I cannot believe this card is legal in so many formats in 2020, but here we are. In Pioneer specifically, Grim Tutor will only make Dimir Inverter even harder to beat. Having access to a few of these gives Inverter decks more flexibility in their card choices, allowing you to add more silver bullets for problematic threats or situations without diluting the core of the deck. A turn-three tutor is also an important resource for Inverter decks, as it can search up a Jace, Wielder of Mysteries or Inverter of Truth that you can play on turn four.

Besides Inverter, I can see decks like Sultai Delirium playing Grim Tutor. Having another toolbox enabler doesn’t hurt, especially now that Yorion is trending down in these decks. It will likely still be worse than Traverse the Ulvenwald, but being able to get Planeswalkers is a big deal, especially when you need to slam the door with a threat like Nissa, Who Shakes the World, or stabilize with Liliana, the Last Hope.


Blue decks are always happy to have more situational counterspells in their sideboards, and Miscast is poised to play an important role in Pioneer. Mystical Dispute is arguably the best sideboard card in the format, and Miscast hits plenty of spells that Dispute misses. Being able to tag burn spells and ramp spells is a big deal, and I would definitely consider this over something like Negate if I need to keep my curve low or react quickly. Drawing this late in the game will hurt sometimes, but not enough to hurt its playability.

Azusa, Lost but Seeking

Ramp and land-based decks get yet another super powerful tool, but Azusa is interesting for different reasons. The impact of this card won’t be seen immediately; it will certainly be much more of a slow burn as the format develops. The more lands that will inevitably enter the format, the more powerful she becomes — especially if those lands have powerful ETB effects. Azusa can only get better in Pioneer as time goes on, and while an Amulet of Vigor effect doesn’t exist (yet), she just needs the right payoff card to become a certified format all-star. 


This card is my pick for the best new card for Pioneer.

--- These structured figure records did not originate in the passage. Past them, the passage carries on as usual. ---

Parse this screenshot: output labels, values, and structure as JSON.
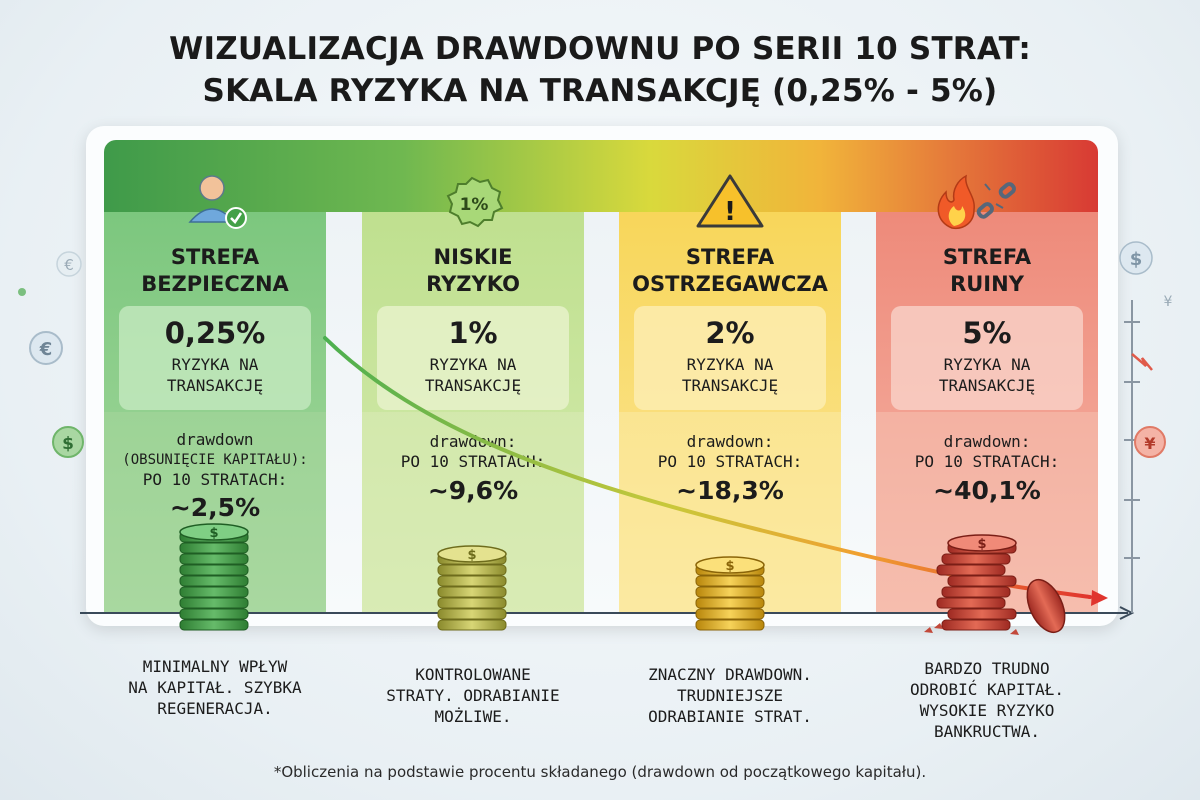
{
  "title": {
    "line1": "WIZUALIZACJA DRAWDOWNU PO SERII 10 STRAT:",
    "line2": "SKALA RYZYKA NA TRANSAKCJĘ (0,25% - 5%)"
  },
  "zones": [
    {
      "name_line1": "STREFA",
      "name_line2": "BEZPIECZNA",
      "rate": "0,25%",
      "rate_label1": "RYZYKA NA",
      "rate_label2": "TRANSAKCJĘ",
      "dd_line1": "drawdown",
      "dd_line2": "(OBSUNIĘCIE KAPITAŁU):",
      "dd_line3": "PO 10 STRATACH:",
      "dd_value": "~2,5%",
      "desc_line1": "MINIMALNY WPŁYW",
      "desc_line2": "NA KAPITAŁ. SZYBKA",
      "desc_line3": "REGENERACJA.",
      "desc_line4": "",
      "icon": "user-check-icon",
      "icon_text": "",
      "color": "#4fa557"
    },
    {
      "name_line1": "NISKIE",
      "name_line2": "RYZYKO",
      "rate": "1%",
      "rate_label1": "RYZYKA NA",
      "rate_label2": "TRANSAKCJĘ",
      "dd_line1": "drawdown:",
      "dd_line2": "PO 10 STRATACH:",
      "dd_line3": "",
      "dd_value": "~9,6%",
      "desc_line1": "KONTROLOWANE",
      "desc_line2": "STRATY. ODRABIANIE",
      "desc_line3": "MOŻLIWE.",
      "desc_line4": "",
      "icon": "percent-badge-icon",
      "icon_text": "1%",
      "color": "#9ccc65"
    },
    {
      "name_line1": "STREFA",
      "name_line2": "OSTRZEGAWCZA",
      "rate": "2%",
      "rate_label1": "RYZYKA NA",
      "rate_label2": "TRANSAKCJĘ",
      "dd_line1": "drawdown:",
      "dd_line2": "PO 10 STRATACH:",
      "dd_line3": "",
      "dd_value": "~18,3%",
      "desc_line1": "ZNACZNY DRAWDOWN.",
      "desc_line2": "TRUDNIEJSZE",
      "desc_line3": "ODRABIANIE STRAT.",
      "desc_line4": "",
      "icon": "warning-icon",
      "icon_text": "!",
      "color": "#f2c230"
    },
    {
      "name_line1": "STREFA",
      "name_line2": "RUINY",
      "rate": "5%",
      "rate_label1": "RYZYKA NA",
      "rate_label2": "TRANSAKCJĘ",
      "dd_line1": "drawdown:",
      "dd_line2": "PO 10 STRATACH:",
      "dd_line3": "",
      "dd_value": "~40,1%",
      "desc_line1": "BARDZO TRUDNO",
      "desc_line2": "ODROBIĆ KAPITAŁ.",
      "desc_line3": "WYSOKIE RYZYKO",
      "desc_line4": "BANKRUCTWA.",
      "icon": "fire-broken-chain-icon",
      "icon_text": "",
      "color": "#d9473c"
    }
  ],
  "side_symbols": {
    "left": [
      "€",
      "€",
      "$"
    ],
    "right": [
      "$",
      "¥",
      "¥"
    ]
  },
  "coin_symbol": "$",
  "footnote": "*Obliczenia na podstawie procentu składanego (drawdown od początkowego kapitału)."
}
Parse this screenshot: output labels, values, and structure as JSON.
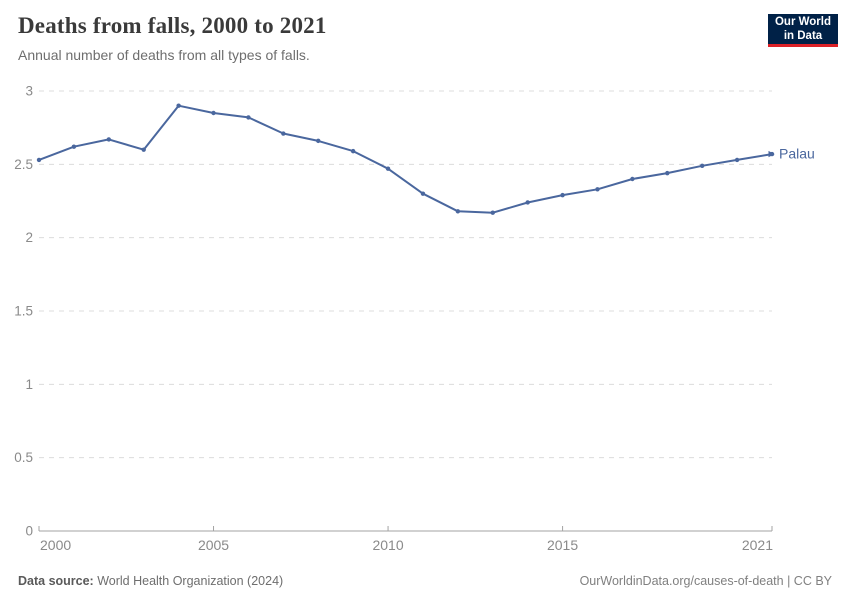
{
  "header": {
    "title": "Deaths from falls, 2000 to 2021",
    "subtitle": "Annual number of deaths from all types of falls.",
    "logo": {
      "line1": "Our World",
      "line2": "in Data",
      "bg_color": "#002147",
      "accent_color": "#dc2127"
    }
  },
  "chart_data": {
    "type": "line",
    "title": "Deaths from falls, 2000 to 2021",
    "xlabel": "",
    "ylabel": "",
    "x": [
      2000,
      2001,
      2002,
      2003,
      2004,
      2005,
      2006,
      2007,
      2008,
      2009,
      2010,
      2011,
      2012,
      2013,
      2014,
      2015,
      2016,
      2017,
      2018,
      2019,
      2020,
      2021
    ],
    "series": [
      {
        "name": "Palau",
        "color": "#4a679e",
        "values": [
          2.53,
          2.62,
          2.67,
          2.6,
          2.9,
          2.85,
          2.82,
          2.71,
          2.66,
          2.59,
          2.47,
          2.3,
          2.18,
          2.17,
          2.24,
          2.29,
          2.33,
          2.4,
          2.44,
          2.49,
          2.53,
          2.57
        ]
      }
    ],
    "xlim": [
      2000,
      2021
    ],
    "ylim": [
      0,
      3
    ],
    "x_ticks": [
      2000,
      2005,
      2010,
      2015,
      2021
    ],
    "y_ticks": [
      0,
      0.5,
      1,
      1.5,
      2,
      2.5,
      3
    ],
    "y_tick_labels": [
      "0",
      "0.5",
      "1",
      "1.5",
      "2",
      "2.5",
      "3"
    ],
    "grid": "horizontal-dashed",
    "legend_position": "end-of-line-label",
    "colors": {
      "gridline": "#dcdcdc",
      "axis": "#a3a3a3",
      "tick_label": "#8a8a8a"
    }
  },
  "footer": {
    "source_label": "Data source:",
    "source_value": " World Health Organization (2024)",
    "attribution": "OurWorldinData.org/causes-of-death | CC BY"
  }
}
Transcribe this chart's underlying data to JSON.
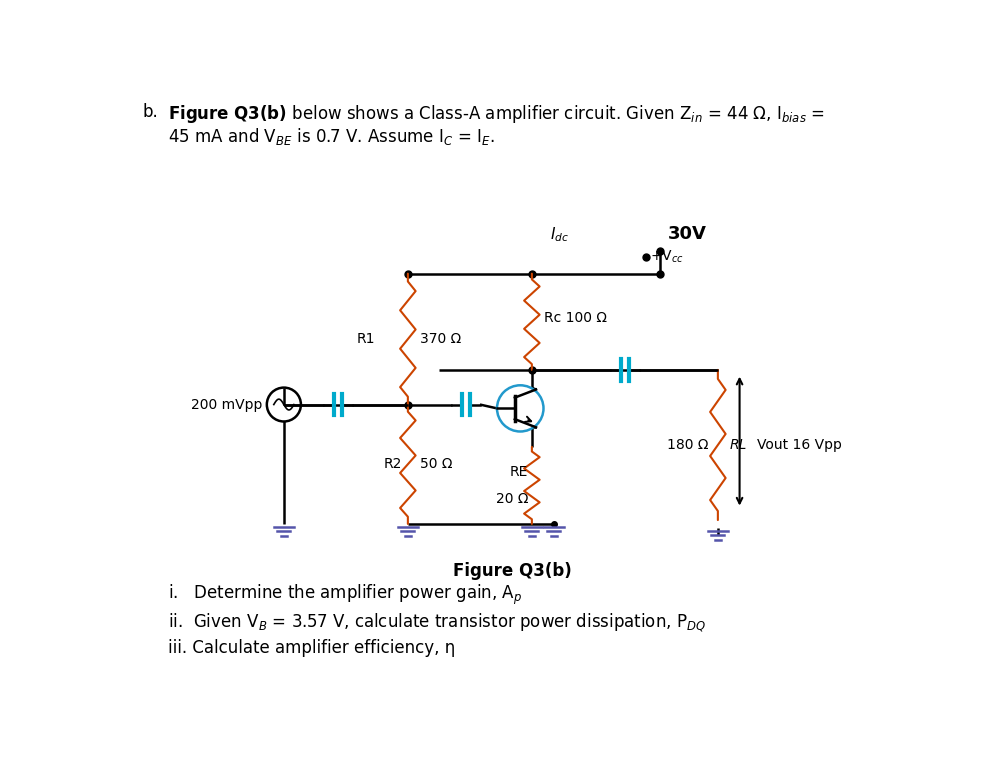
{
  "bg_color": "#ffffff",
  "title_text": "Figure Q3(b)",
  "vcc_val": "30V",
  "vcc_node": "+Vcc",
  "idc_label": "Idc",
  "R1_label": "R1",
  "R1_val": "370 Ω",
  "Rc_label": "Rc 100 Ω",
  "R2_label": "R2",
  "R2_val": "50 Ω",
  "RE_label": "RE",
  "RE_val": "20 Ω",
  "RL_val": "180 Ω",
  "RL_label": "RL",
  "vout_label": "Vout 16 Vpp",
  "vin_label": "200 mVpp",
  "omega": "Ω",
  "eta": "η"
}
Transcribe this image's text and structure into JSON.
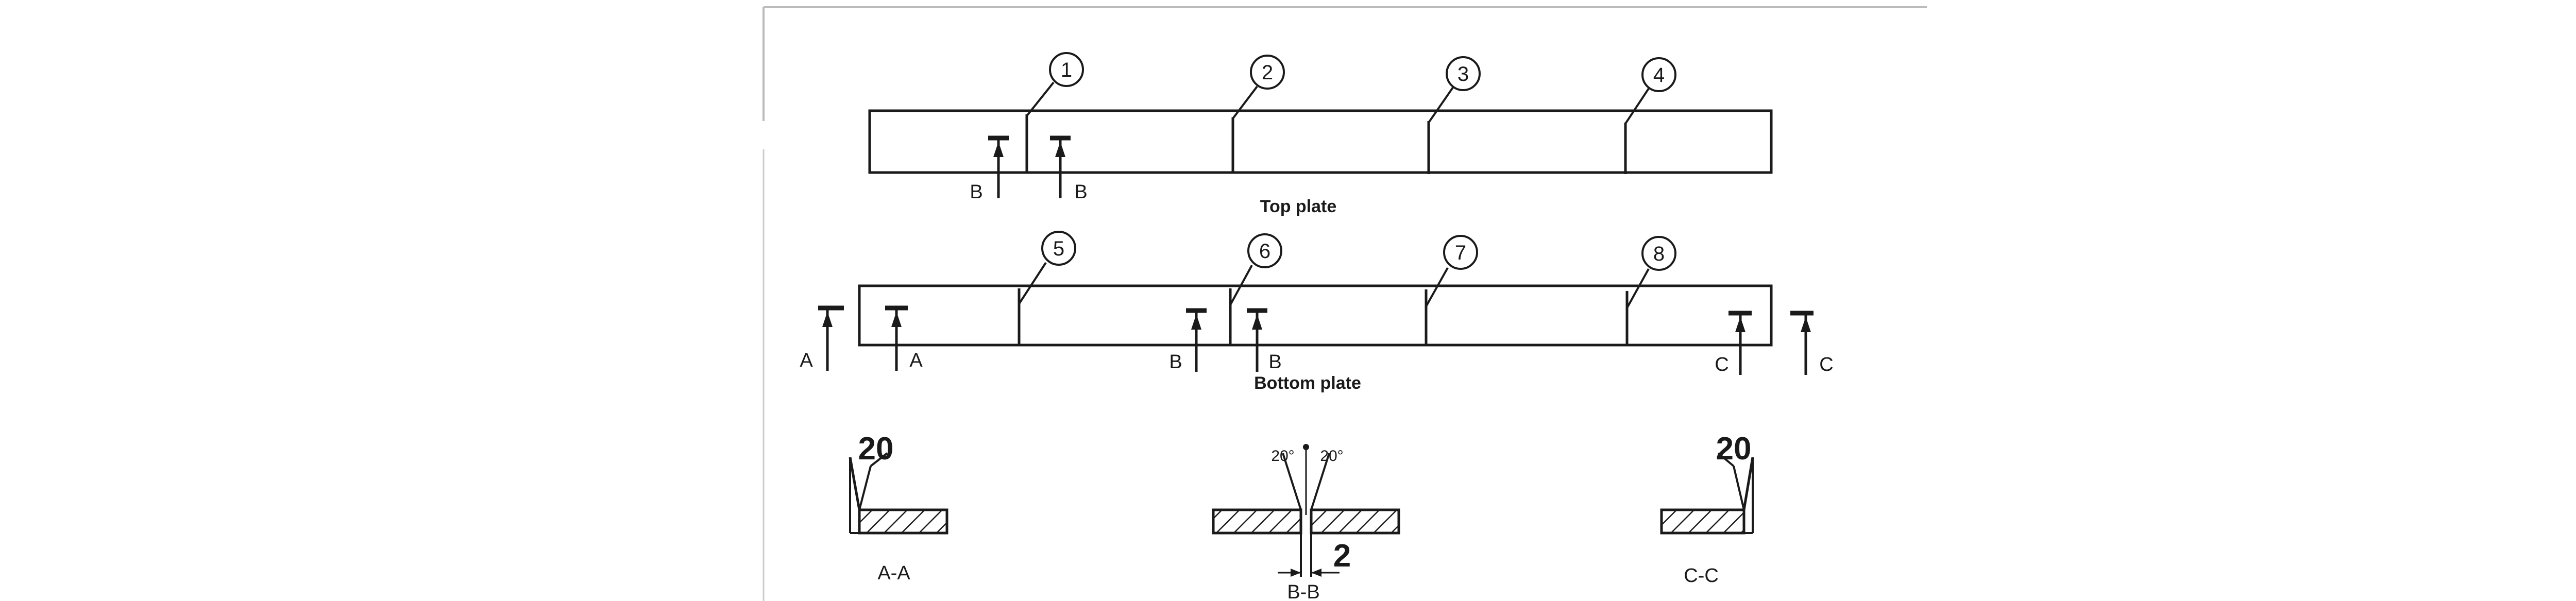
{
  "plates": {
    "top_label": "Top plate",
    "bottom_label": "Bottom plate"
  },
  "joints": {
    "j1": "1",
    "j2": "2",
    "j3": "3",
    "j4": "4",
    "j5": "5",
    "j6": "6",
    "j7": "7",
    "j8": "8"
  },
  "section_marks": {
    "top_b_left": "B",
    "top_b_right": "B",
    "bot_a_outer": "A",
    "bot_a_inner": "A",
    "bot_b_left": "B",
    "bot_b_right": "B",
    "bot_c_inner": "C",
    "bot_c_outer": "C"
  },
  "sections": {
    "aa": {
      "title": "A-A",
      "angle": "20"
    },
    "bb": {
      "title": "B-B",
      "angle_left": "20°",
      "angle_right": "20°",
      "gap": "2"
    },
    "cc": {
      "title": "C-C",
      "angle": "20"
    }
  },
  "colors": {
    "ink": "#1a1a1a",
    "background": "#ffffff"
  }
}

Spirits has a bit of a hard time playing from behind. Nebelgast Herald was one of the few ways the deck could hold down the fort on the board, and it did a pretty solid job. Now, you have options 5-7, that synergize incredibly well with Herald. The small caveat of needing another spirit is important, but generally, if you’re behind on board with only a single spirit, not much would save you, anyway. One cool interaction is punishing a spell-before-attack sequence by flashing in a Spell Queller, eating a spell, then tapping down a creature. Rattlechains also does this job very well. Finding room for this card may be tough, but I firmly believe that you can shave a lord or two for this.

These are just a few cards I’m excited for in M21. There could very well be more cards that will make a huge impact, but as always, time will tell. Which cards are you excited about? Am I totally off by not mentioning Eliminate? Did you forget that Scavenging Ooze was already in Pioneer like I did? The format has been moving so incredibly fast, keeping up is tough, but M21 will certainly be exciting for Pioneer deck-builders and players!